In 2010, his abdominal pain recurred. A Spanish hospital diagnosed pseudomyxoma peritonei – a rare cancer of the abdominal lining. Doubting this, he emailed his London surgeon, who mentioned he had cut a large malignant gastrointestinal stromal tumour (GIST) from his stomach in 2001. Mr Gallardo was shocked. He had spent a decade oblivious to the fact he had had cancer. Further tests revealed he had a massive 12cm GIST at exactly the same site. In 2011, he underwent gruelling eleven-hour excision surgery, which was successful.

The Argument – It's All About the Timing

Mr Gallardo sued the Trust for failing to tell him he had cancer. Had he known, he would have had regular CT scans to check for recurrence. His second GIST would have been discovered in 2007, when it would have been much smaller, the excision surgery less complex and his prognosis brighter.

The Trust's first position was that Mr Gallardo was told he had cancer, but he had simply forgotten – a suggestion his lawyer described as "preposterous."

If that failed, the Trust's fall-back argument turned on timing. It relied on an expert, who applied the Bolam test and said a reasonable body of medical opinion would support delaying the conversation until Mr Gallardo's first out-patient follow-up appointment. By that time, he was a private patient and no longer the responsibility of the Trust.

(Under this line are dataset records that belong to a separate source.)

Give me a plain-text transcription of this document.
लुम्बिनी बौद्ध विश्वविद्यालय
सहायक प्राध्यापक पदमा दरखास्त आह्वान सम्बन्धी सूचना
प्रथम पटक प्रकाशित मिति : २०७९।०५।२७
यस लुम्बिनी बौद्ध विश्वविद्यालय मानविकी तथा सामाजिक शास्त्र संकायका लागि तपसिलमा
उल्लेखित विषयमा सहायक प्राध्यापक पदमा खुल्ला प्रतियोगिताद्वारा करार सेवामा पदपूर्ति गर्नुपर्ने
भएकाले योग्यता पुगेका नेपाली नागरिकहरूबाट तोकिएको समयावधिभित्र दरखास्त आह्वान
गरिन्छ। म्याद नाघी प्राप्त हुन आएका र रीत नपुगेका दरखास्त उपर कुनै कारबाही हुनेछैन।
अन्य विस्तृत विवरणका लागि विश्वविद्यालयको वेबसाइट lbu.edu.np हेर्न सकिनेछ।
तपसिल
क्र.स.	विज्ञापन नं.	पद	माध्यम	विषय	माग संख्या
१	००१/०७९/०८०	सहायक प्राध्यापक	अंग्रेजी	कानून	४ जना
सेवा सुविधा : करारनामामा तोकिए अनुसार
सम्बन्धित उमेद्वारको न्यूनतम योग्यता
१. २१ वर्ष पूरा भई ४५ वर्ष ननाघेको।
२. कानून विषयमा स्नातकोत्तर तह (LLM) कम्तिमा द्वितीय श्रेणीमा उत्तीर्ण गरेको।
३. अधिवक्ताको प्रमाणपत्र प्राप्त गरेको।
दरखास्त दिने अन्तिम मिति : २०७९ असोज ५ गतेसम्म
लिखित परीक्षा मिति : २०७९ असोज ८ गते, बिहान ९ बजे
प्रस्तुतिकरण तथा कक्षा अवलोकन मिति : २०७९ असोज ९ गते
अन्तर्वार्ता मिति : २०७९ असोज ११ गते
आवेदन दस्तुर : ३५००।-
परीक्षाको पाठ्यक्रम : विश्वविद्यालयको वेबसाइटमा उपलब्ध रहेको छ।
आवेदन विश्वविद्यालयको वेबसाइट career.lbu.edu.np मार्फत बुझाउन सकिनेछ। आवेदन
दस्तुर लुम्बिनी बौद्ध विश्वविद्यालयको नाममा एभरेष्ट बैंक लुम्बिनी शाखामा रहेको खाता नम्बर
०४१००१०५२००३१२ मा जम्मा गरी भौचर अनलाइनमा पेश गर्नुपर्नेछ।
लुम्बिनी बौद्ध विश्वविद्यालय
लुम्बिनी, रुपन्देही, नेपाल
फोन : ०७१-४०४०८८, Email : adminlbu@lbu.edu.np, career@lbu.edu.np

The Decision - The Patient's Right to Know

The court upheld Mr Gallardo's claim. It found he had first learned of his cancer from his consultant's email in 2010.

It also held he should have been told during his inpatient stay. The Bolam test did not apply, so the Trust's expert's opinion had no weight. By analogy, the patient-centred approach to consent adopted by the Supreme Court in Montgomery also applies to the post-treatment discussion. The patient has a right to be informed of the outcome of his treatment, his prognosis, and what the follow-up care and treatment options are. In deciding when to hold that conversation, the doctor must have due regard to the patient's right to be told. The conversation ought to take place as soon as the patient is well enough to take in what he needs to be told and to participate fully in the discussion. The appropriate time in any given case is, as Lord Kerr said in Montgomery, "fact-sensitive, and sensitive also to the characteristics of the patient."

This common-sense decision highlights that in cases concerning the patient's right to be informed, Mongomery reigns supreme. There is no longer any room for medical paternalism, unlike previously under Bolam . In reality, this approach likely reflects the everyday practice of most modern doctors.